Dicle Üniversitesi Hastaneleri Çocuk Sağlığı ve Hastalıkları Ana Bilim Dalı ile KİFDER’in ortaklaşa düzenledikleri çocuklarda kistik fibrozis hastalığı bilgilendirme toplantısı yapıldı.
Kalp Hastanesi konferans salonunda yapılan toplantıya Dicle Üniversitesi Tıp Fakültesi Dekanı Prof. Dr. M. Fuat Gürkan, Çocuk Sağlığı ve Hastalıkları Anabilim Dalı öğretim üyesi Doç. Dr. Sema Karaday, Yrd. Dr. Velat Şen, Yrd. Doç. Dr. Selvi Kelekçi ile kistik fibrozi hastası çocuk ve aileleri katıldı.
Toplantının açış konuşmasını yapan KİFDER Başkanı İlknur Göngür, derneklerinin kuruluş amacını, yaptıkları çalışmalar ve hedeflerini sinevizyon eşliğinde anlattı. Göngür konuşmasında, derneklerini hasta yakınları ile birlikte Mart 2012’de kurduklarını belirtti. Göngür, “Hedefimiz yapacağımız faaliyetlerin ve farkındalık çalışmalarının yanı sıra, yeni doğanda kistik fibrozis tarama testinin rutin bir test haline getirilmesini sağlamak, bir merkezimizin olması, tıbbi cihazlara ulaşım kolaylığı, başta aile hekimleri olmak üzere tüm sağlık çalışanlarının hatta hasta ve hasta yakınlarının da bilgi düzeylerini arttırmak ve tedaviye uyum sürecini kolaylaştırmaktır” dedi.
”ERKEN TANI ÖNEMLİ”
Yakında bu hastalığın erken tanısının kolaylaşacağını umduklarını belirten Göngür, “Bu sayede kistik fibrozisin daha bebekken teşhis edilmesi ve tedaviye erken yaşta başlanması sağlanacak. Çünkü tedavi ne kadar erken başlarsa ve ne kadar etkili ve sürekli yapılırsa, kistik fibrozisli çocuklar o kadar kaliteli ve uzun yaşarlar. Bu bilimsel olarak ispatlanmıştır” diye konuştu.

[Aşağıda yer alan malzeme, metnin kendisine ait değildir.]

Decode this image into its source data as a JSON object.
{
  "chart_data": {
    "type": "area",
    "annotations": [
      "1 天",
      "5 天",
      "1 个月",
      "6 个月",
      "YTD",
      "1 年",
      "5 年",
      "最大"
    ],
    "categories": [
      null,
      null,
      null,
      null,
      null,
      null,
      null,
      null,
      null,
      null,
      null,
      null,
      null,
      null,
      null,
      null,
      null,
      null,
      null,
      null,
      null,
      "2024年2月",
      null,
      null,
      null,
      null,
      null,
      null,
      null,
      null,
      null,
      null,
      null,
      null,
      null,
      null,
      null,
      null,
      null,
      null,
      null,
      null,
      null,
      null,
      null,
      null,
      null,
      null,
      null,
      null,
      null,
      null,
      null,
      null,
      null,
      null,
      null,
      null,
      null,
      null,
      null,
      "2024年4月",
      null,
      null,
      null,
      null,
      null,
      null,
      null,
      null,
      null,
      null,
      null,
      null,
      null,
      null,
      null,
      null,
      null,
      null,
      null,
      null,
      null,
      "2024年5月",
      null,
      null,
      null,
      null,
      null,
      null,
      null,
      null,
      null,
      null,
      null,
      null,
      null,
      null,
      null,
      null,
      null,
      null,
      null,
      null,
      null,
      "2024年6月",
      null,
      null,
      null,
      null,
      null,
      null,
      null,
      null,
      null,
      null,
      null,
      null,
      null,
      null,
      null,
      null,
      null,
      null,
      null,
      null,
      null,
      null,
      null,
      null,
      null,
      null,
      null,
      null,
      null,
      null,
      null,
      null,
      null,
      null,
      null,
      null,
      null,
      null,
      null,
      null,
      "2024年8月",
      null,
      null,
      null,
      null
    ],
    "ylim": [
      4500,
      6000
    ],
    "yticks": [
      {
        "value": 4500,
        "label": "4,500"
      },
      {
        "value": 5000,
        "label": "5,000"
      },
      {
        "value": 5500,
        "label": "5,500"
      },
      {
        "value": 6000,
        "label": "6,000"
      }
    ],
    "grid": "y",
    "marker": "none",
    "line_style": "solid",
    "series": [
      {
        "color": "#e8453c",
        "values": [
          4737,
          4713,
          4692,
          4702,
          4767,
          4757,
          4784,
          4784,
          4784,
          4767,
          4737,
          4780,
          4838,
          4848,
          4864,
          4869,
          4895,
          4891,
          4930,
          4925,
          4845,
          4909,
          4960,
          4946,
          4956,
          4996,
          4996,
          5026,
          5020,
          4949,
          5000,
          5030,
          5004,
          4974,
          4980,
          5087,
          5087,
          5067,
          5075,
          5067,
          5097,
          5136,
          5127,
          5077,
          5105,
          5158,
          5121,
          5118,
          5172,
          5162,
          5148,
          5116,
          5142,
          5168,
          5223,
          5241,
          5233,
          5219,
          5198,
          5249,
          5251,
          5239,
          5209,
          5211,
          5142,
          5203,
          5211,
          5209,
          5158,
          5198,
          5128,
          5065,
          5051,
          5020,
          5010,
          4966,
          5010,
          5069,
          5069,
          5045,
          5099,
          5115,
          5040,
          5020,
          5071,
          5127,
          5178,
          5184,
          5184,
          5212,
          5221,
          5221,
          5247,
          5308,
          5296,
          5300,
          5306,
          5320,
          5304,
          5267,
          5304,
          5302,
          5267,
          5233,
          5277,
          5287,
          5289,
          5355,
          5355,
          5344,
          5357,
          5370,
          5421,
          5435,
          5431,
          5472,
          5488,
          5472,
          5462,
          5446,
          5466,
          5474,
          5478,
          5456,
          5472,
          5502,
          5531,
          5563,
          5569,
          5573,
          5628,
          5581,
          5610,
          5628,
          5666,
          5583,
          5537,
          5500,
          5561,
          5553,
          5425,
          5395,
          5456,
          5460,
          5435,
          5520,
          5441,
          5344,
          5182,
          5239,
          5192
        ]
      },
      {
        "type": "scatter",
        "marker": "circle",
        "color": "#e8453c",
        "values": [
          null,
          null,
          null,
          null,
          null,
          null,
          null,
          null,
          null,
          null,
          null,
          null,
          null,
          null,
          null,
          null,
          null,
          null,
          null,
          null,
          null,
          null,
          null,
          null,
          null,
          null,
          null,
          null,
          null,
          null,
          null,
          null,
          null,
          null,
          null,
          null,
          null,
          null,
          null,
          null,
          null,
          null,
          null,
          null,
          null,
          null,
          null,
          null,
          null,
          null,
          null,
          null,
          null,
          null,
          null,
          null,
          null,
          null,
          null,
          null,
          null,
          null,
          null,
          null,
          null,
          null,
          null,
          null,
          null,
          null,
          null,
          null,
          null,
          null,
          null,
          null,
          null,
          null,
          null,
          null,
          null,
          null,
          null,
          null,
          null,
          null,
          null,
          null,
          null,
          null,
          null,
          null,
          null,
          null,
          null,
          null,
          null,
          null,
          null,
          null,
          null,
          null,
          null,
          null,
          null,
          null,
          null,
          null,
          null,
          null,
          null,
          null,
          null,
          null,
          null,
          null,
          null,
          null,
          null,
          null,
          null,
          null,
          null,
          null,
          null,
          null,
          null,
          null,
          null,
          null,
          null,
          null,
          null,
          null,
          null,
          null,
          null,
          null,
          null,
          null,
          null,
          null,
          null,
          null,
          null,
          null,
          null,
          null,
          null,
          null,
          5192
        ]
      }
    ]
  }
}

Daha sonra kürsüye gelen Dicle Üniversitesi Tıp Fakültesi Dekanı Prof. Dr. M. Fuat Gürkan, kistik fibrozisin, Türkiye’de 3 bin doğumda bir görülen genetik bir hastalık olduğunu, ailevi geçiş gösteren kistik fibrozis hastalığının dünyada çok görülen hastalıklar arasında yer aldığını söyledi. Gürkan, "Kistik fibrozis genetik bir hastalık olduğu için özellikle akraba evliliklerinin çok görüldüğü ülkelerde sık karşılaşılmaktadır. Bu hastalara tanı koymak zordur. Hastalar bize, fazla miktarda balgam çıkarma, sık tekrarlayan ishal, bronşit, hırıltı ve enfeksiyon belirtileriyle geliyor. Düşünülmediği takdirde teşhis koymak mümkün değildir. Maalesef bu hastalar antibiyotikle tedavi edilmeye çalışılıyor ve büyük çoğunluğu tedavi edilmeden veya teşhis konmadan ölebiliyor. Hastalarda tedavi hayat boyudur. Hastalık tedavi edilmediği takdirde öldürücü olabiliyor. Ailelerin çok dikkatli davranıp, çocukları enfeksiyonlardan korumaları gerekiyor. Gelişim geriliği de kistik fibrozisin habercisi olabilir. Hastaların iştahları yerindedir, fakat kilo alamazlar, aksine kilo kaybederler. Daha ileri yaşlarda bağırsak tıkanması gibi sindirim sistemine bağlı belirtiler ortaya çıkar. Özellikle yeni doğan bebekler, doğduktan sonra ilk gün içerisinde dışkılama yapar. Eğer bebek dışkılama yapamıyor ise bu hastalığın ilk belirtisi olabilir” şeklinde konuştu.